# Detecting meandering rivers in images

I have $n$ surfaces: $z_i(x,y)$ with a measured attribute (variable) on each surface: $a_i(x,y)$. Most of the surfaces will have a random distribution of the attribute across the surface, but some surfaces (the interesting ones) will show a meandering river pattern:

I need your help in coming up with a measure that will tell us which of the $n$ surfaces are most likely to have such a pattern.

There are many possible maps with the same histogram as shown below; so the measure needs to "reward" spatial continuity. To illustrate this I have created a random image with nearly the same histogram as the river image:

So image statistics ala entropy may only be part of the solution.

Here is an example of an image without a meandering river pattern:

My images are synthetic (made in Matlab). In real life the image without the pattern may have somewhat more spatial continuity in the form of small blobs of similar value.

Here are the images in grayscale:

• Can you post actual images (without axis, palette, histogram, so we can try different algorithms?). Also: Is the "meandering river" actually a sine, or can it have any shape? – Niki Estner Jun 1 '12 at 9:28
• Hi nikie. In my example (synthetic data made in Matlab) the river is a sine. In real life it is "sine like"; sometimes it goes wide from the centerline, sometimes not. – Andy Jun 1 '12 at 11:17

A very simple measure would be to compare each row in the image with the row above it, allowing some horizontal shift.

I've hacked together this simple algorithm in Mathematica:

Mean[MapThread[
Function[{line1, line2},
Min[Table[Norm[line1 - RotateLeft[line2, shift]], {shift, -5, 5}]]
], {s[[2 ;;]], s[[;; -2]]}]]


It simply takes each pair of adjacent rows, rotates one of the rows by -5..5 pixels, and takes the smallest euclidean distance. This yields one euclidean distance for each row pair. I simply take the mean (but depending on your actual data, a truncated mean or median might be more robust).

These are the results I get for artificially generated samples (Formula: Normalize(random noise * (1-factor) + signal * factor))

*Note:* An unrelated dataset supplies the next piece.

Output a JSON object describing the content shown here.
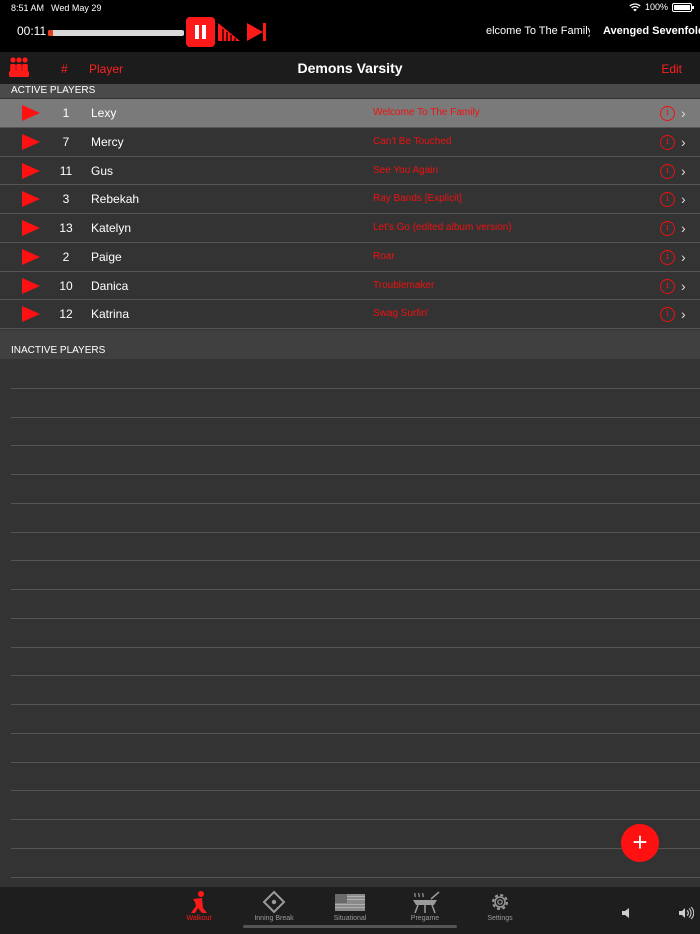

If I plot the result against the signal strength, the algorithm seems to measure the "meandering river signal strength" quite well:

EDIT: I forgot to normalize the input samples. Fixed that an uploaded new result images

• Good answer. However, I think that your measure can be fooled by another continuous curves, like straight line. I would improve that a little bit by changing the last step to fitting a sine to the (x,y) points you've found, with some amplitude, phase and frequency. Then, the amplitude can serve as measurement to "river strength". – Andrey Rubshtein Oct 6 '12 at 10:58

You seem to be on the right track with that histogram. If this is a representative image from your sample then that histogram shows that the images where the meandering pattern is present could be detected just by examining if they contain values above a certain threshold.

Other than this, you can try obtaining the entropy of each image. That will give you one number per image that characterises its randomness. After that you can obtain a histogram of the entropies of your images. If you are sure that the images are distinctly divided into "totally-random" and "random-with-a-meander" (i.e. less random), then the histogram of the entropies will be bimodal. The left mode will correspond to images with lower entropy and therefore less randomness (more likely to contain a meandering pattern) and vice versa for the right mode.